Protein mimics the effect of exercise and strengthens bones

According to the head of the work, Professor Xu Aimin, osteoporosis and age-related bone loss affect millions of people around the world. Elderly and bedridden patients are especially vulnerable, for whom fractures often mean loss of independence. At the same time, most of the existing prevention methods are directly related to movement and physical activity — something that is not available to everyone.

As we age, bones become more brittle, and fat accumulates in the bone marrow. This is due to the fact that mesenchymal stem cells are increasingly turning not into bone tissue, but into fat cells. Such a shift gradually weakens the bone structure and triggers a vicious circle of destruction that is difficult to stop with traditional methods.

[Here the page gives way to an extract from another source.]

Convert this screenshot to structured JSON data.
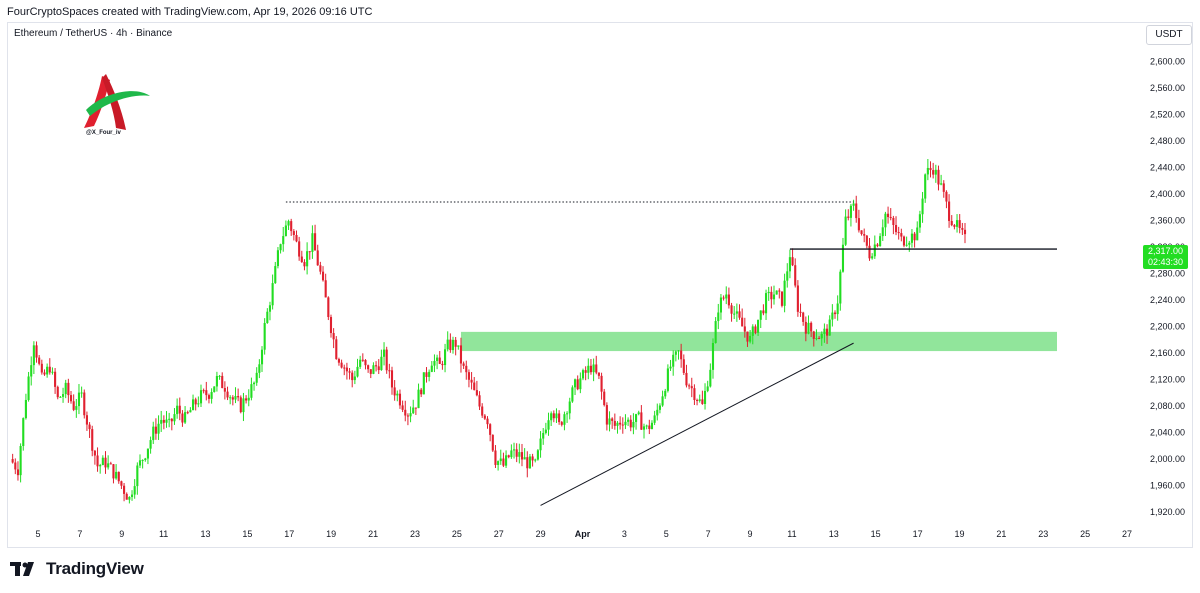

In experiments on mice and using human stem cells, the researchers showed that Piezo1 works as an exercise sensor. When protein is activated, for example, during movement, it reduces the formation of fat in the bone marrow and stimulates the growth of new bone tissue. If Piezo1 is absent or does not work, the cells begin to accumulate fat, and bone loss accelerates.

Additionally, the scientists found that when Piezo1 is disrupted, the production of inflammatory signals increases, which further interfere with bone formation. Blocking these signals partially restores bone health, which confirms the key role of the mechanism found.

The authors of the study believe that their work paves the way for the creation of so—called exercise mimetics, drugs that will activate the Piezo1 pathway without the need for physical exertion. Such medications can be an important solution for the elderly, patients with chronic illnesses, injuries, or prolonged bed rest.

The research team is now focused on translating these findings into clinical practice. In the future, new approaches can not only slow down bone loss, but also significantly reduce the risk of fractures, improving the quality of life of an aging population.